Tiga sumbu sekarang ini sudah menyala --lengkap dengan asapnya.
Di Hongkong, sidang pleno legistalif-nya juga sedang membahas pengesahan UU Penghinaan Simbol Negara. Yang menghina lagu kebangsaan nasional (Tiongkok) bisa dihukum 3 tahun.
Demo anti RUU itu meledak di Hongkong. Sejak hari Minggu lalu. Sekalian anti RUU Keamanan yang lagi dibahas DPR di Beijing.
Sidang pleno legislatif di Hongkong itu panas sekali. Puncaknya terjadi kemarin. Jam 11.00 siang. Seorang anggota DPRD melemparkan benda busuk ke arah ketua sidang.

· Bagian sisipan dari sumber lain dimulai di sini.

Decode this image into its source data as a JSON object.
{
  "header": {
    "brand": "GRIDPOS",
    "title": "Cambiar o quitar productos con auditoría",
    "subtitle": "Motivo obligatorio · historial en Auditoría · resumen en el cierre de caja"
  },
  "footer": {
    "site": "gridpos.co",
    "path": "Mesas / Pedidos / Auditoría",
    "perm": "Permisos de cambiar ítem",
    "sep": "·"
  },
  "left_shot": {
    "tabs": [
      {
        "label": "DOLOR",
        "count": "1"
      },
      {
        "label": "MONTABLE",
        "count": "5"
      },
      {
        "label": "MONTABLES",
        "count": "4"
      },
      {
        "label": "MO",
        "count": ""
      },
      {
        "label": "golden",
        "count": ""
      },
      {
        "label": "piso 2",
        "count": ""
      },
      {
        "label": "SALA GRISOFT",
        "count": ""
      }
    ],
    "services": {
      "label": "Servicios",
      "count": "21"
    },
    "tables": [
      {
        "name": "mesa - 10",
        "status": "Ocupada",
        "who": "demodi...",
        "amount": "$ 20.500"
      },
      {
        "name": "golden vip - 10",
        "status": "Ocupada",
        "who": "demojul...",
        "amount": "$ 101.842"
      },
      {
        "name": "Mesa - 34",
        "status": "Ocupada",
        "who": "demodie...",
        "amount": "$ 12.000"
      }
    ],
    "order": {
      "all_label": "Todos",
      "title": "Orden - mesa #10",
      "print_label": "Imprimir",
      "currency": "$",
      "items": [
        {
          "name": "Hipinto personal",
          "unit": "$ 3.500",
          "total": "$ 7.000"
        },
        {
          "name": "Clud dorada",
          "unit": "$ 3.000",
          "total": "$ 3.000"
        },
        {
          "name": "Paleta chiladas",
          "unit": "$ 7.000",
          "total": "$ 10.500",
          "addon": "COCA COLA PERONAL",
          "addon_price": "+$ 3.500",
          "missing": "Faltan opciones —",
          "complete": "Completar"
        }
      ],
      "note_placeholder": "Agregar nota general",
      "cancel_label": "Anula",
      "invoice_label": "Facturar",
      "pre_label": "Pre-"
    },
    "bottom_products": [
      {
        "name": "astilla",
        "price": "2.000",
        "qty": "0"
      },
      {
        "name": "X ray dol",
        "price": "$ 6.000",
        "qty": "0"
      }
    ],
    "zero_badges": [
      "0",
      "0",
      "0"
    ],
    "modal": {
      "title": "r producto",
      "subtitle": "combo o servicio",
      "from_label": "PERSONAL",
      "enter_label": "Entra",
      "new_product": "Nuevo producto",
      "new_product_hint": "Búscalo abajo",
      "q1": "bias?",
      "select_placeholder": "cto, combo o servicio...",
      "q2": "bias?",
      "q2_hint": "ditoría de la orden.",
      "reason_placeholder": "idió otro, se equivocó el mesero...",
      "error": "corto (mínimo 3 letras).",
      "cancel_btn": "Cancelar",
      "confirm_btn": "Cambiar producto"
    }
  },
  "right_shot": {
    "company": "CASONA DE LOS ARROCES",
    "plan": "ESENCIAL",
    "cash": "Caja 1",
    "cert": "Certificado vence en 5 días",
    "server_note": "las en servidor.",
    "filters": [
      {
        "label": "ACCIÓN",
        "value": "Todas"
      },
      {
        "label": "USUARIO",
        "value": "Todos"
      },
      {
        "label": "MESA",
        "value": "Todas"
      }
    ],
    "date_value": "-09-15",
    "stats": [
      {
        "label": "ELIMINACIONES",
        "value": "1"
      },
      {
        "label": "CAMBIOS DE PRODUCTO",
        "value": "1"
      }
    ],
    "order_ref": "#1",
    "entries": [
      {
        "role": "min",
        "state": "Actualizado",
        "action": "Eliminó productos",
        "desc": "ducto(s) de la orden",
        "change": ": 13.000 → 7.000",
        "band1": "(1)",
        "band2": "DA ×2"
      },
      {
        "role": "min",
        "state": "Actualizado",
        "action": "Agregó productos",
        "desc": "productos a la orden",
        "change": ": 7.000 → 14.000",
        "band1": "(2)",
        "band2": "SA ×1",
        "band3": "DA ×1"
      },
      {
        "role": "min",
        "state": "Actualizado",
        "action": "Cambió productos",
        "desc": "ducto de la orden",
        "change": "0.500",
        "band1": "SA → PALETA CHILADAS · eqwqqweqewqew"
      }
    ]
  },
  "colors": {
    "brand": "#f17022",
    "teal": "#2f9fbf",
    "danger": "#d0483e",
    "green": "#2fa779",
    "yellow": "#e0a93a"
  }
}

Benda itu jatuh di lantai. Di depan meja pimpinan. Saking beratnya --tidak sampai ke sasaran.
Bau busuk benda itu luar biasa. Seorang anggota, wanita, sampai dilarikan ke rumah sakit --tercekik bau busuk itu.
Yang melemparkannya pun dibawa keluar ruang sidang: Ted Hui Chi-fung. Anggota oposisi dari Partai Demokratik.
Benda itu tak lain adalah sayur busuk. Sekarang kecil. "Demokrasi kita akan dibuat berbau busuk seperti itu," ujar Hui Chi-fung. "Bau busuknya sudah kita hirup sekarang," tambahnya.
Sehari sebelumnya pun gedung legislatif itu sudah heboh. Bau busuk merebak ke mana-mana. Tim keamanan dan pemadam kebakaran segera tiba.
Setelah ditelusuri, bau itu berasal dari lantai 9. Di lantai itulah Hui Chi-fung berkantor.
Rupanya tiap hari Hui Chi-fung sudah membawa sayur busuk ke gedung legislatif. Tapi baru bisa melemparkannya kemarin.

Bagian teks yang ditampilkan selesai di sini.